PART 9|| GARLA, LIONSTAR, DAN RAJAWALI

74 8 0
                                    

•••••

"BI SURTI BAKSO DONG, ENEM YA, KAYA BIASA," teriak Devon kepada Bi Surti selaku pedagang di kantin Gardania.

"SIAP, DEN," balas Bi Surti mengacungkan jempolnya.

"Jangan teriak-teriak gitulah. Kasian Bi Surti dah tua, mending kalo mau pesen disamperin," tutur Lingkar duduk di depan Devon.

"Bi Surti nggak baperan gini, dia udah CS banget ma gue," ujar Devon.

"Iya, kasian Bi Surti udah tua. Apa lagi kalo lo sering ngutang, Dev. Kalo Bi Surti udah nggak ada, lo mau bayar ke siapa?" tanya Luky.

"Lo nyumpahin Bi Surti ninggal? Wah, parah lo," sahut Lintang menggeleng.

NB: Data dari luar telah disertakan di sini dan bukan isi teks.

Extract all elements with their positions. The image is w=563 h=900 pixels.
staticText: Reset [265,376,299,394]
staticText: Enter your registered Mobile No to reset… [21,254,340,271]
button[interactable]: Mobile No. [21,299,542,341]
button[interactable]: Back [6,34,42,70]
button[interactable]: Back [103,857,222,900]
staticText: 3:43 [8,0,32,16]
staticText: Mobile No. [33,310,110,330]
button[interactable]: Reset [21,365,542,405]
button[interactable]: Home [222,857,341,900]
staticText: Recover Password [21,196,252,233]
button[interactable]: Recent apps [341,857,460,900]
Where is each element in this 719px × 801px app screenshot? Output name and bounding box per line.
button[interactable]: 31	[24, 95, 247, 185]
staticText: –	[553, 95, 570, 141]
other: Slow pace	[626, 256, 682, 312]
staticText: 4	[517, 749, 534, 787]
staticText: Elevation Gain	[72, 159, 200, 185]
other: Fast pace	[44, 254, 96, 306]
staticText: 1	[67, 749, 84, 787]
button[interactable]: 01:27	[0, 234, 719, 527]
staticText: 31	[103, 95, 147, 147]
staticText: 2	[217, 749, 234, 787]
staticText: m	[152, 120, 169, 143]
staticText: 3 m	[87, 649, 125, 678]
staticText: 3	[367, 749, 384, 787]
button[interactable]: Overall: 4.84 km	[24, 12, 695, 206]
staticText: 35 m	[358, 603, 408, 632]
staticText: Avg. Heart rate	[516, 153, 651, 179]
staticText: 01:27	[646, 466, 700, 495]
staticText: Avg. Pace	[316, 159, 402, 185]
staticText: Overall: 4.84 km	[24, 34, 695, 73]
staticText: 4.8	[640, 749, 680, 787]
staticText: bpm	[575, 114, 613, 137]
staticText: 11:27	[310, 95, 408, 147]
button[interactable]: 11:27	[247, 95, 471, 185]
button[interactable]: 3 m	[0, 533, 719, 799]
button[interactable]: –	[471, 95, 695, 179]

"Bilangin Bi Surti lu! Lu juga sering ngutang, Ky. Apalagi lu sering ngambil mendoannya Bi Surti, ngomongnya beli lima ribu, dia ngambilnya delapan ribun. Emang laknat si Luky," ungkap Devon. Jangan macem-macem lu, Ky!

Lingkar menggeleng tidak percaya. "Tobat, Ky."

Luky melotot tidak terima. "Wah, Sumpah! Gue nggak pernah kaya gitu. Si Devon asli yang begitu. Gue mah nggak, Kar," ujar Luky, "dulu sih gue pernah, tapi sumpah! Sekarang nggak. Tobat gue, tobat."

"Duit lu kurang berapa sih sampe berani kaya gitu?" tanya Aje menggeleng.

"Enggak, Je. Ini fitnah!" tegas Luky.

"Gue juga nggak! Dulu sih gue pernah, tapi sekarang semenjak ada Pak Haji Lingkar yang memberikan pencerahan gue jadi tobat," ujar Devon melirik Lingkar di depannya. "Wah, berarti si Garet ini mah. Soalnya yang gue inget antara lo sama si Garet."

"Ngadi-ngadi lo bedua," sahut Lintang.

Sementara di sisi kantin sebelah kiri, tepatnya di depan gerobak Mang Odet, Garet tengah mengomel tidak jelas. Cowok itu sedang berdebat dengan Mang Odet. Entah karena apa, tapi yang pasti Garet terlihat sangat kesal.

"Mang, cendolnya banyakin atuh," ujar Garet berdecak kesal karena cendol bagiannya terlihat paling sedikit dari yang lainnya. Ini tidak bisa dibiarkan!

"Nggak bisa atuh, Den. Si Aden teh cendol minggu kemarin aja belum dibayar," ujar Mang Odet masih sibuk menuangkan cendolnya ke dalam gelas.

"Mamang nggak lupa? Kirain si Mamang kasih gratis," balas Garet.

"Ya nggak gitu atuh. Yang namanya hutang ya harus dibayar."

Mang Odet mengambil buku dari laci gerobak. Buku itu terlihat lusuh dan kotor, di tambah sedikit lecek karena beberapa lembar di dalamnya terlipat.

"Nih, ini dimana, jam, menit, detik, dan hari, si Aden ngutang sama saya," ujar Mang Odet memperlihatkan list hutang Garet. Benar-benar terlihat rinci, sampai detik pun tertulis. Mang Odet oh Mang Odet.

"Ya ampun, Mang, Mang," ujar Garet menggeleng tidak menyangka.

"Kalo mau bayar hari ini saya banyakin cendolnya, kalo bayar besok saya kurangin."

"Mang, tapi uangnya mau buat beliin si Dinda coklat. Itu loh, Mang, cewek yang di sana," tunjuk Garet dengan tatapannya mengarah pada Dinda adik kelasnya itu. "Cantikkan, Mang? Saya mau nembak dia nih."

"Kalo nggak punya duit nggak usah pacaran," sinis Mang Odet.

"Yah, Mang. Namanya juga anak muda."

"Ya, sudahlah. Ini cendolnya." Mang Odet memberikan nampan yang berisi enam gelas cendol. Hanya satu gelas yang hanya berisi setengah cendol.